Thursday, January 03, 2008

Journal entry from last Christmas. I was working at a counseling center in the Himalayas at the time. It's nice for me to look back on the intense lessons I learned in India--thankfully I recorded most of them.

If you want to buy rat poison in India they will ask you what it's for. Stupid question but they have to ask. Why? Because many people buy it and then consume it to commit suicide. Pinky committed suicide. I don't know if she used rat poison, but she is dead. She is dead but her face has never been more alive in my mind.

I wish a lot of things. I wish I could speak Hindi better. And I could if I practiced more. I wish I was in better shape. And I would be if I worked out more. I wish I could play some kind of instrument. And maybe I will someday if I put forth the effort. I wish I could snowboard, sew, write compelling stories, speak to large audiences, go to Ivy League schools, help end poverty, and more. And who knows? If I tried hard enough maybe I could do all these things.

But deep down I don't really care about any of these things. Deep down all I want is to save people. And I can't. I never will.


It's the first week of January and many people are in the process of trying to improve some area of their lives. Most of them will quit in another week or two. Let us not forget who really gives life meaning. Let us not shrink back from pointing others to the one who really saves people.




I've actually had a lot of fun reflecting. Jared and I celebrated the new year and our one year anniversary in downtown St. Louis. One year ago Jared asked me on Skype to be his girlfriend. It didn't really change anything since we were on opposite sides of the world, but we were still excited. We've made it through some tough challenges and transitions and now we only have three months until we get married. I'm so happy to be where we are now, but I do think back fondly on our long distance relationship. Long e-mails, hiking to ISD booths when my power went out, cards and bbq sauce in the mail...pretty special stuff, indeed.

I'm headed to Riverside, California tomorrow to spend a week with none other than, Alicia Ann Divers.

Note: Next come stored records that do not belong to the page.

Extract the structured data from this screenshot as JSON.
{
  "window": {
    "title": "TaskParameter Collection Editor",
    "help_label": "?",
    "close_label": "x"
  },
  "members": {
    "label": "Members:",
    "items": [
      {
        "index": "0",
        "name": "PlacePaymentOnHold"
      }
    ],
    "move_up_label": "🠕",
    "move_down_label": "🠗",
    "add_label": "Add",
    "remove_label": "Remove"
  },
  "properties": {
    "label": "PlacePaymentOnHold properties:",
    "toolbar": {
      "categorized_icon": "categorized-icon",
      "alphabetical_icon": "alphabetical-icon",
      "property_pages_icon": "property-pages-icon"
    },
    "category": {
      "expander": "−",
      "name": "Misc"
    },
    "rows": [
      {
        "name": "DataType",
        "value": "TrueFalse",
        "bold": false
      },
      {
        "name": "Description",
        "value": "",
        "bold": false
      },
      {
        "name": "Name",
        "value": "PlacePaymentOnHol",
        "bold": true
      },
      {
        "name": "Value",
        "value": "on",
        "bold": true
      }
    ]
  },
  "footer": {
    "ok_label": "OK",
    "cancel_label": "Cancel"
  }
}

I can't wait! It was NINE degrees when I went to work the other day! I was so mad! Give me some sixty degree California sunshine :)

3 comments:

suz said...

you look hot!

Emily said...

Congrats on one year together! As much as I miss India and lots of things and people from the last two years, I'm glad we don't have to go through last Jan in Manali again...not fun. Just thought of that when I was reflecting about the last year. Have so much fun in Cali...I'm pretty jealous. Love ya!

Anonymous said...

hey bring some sixty degree weather back......now!!!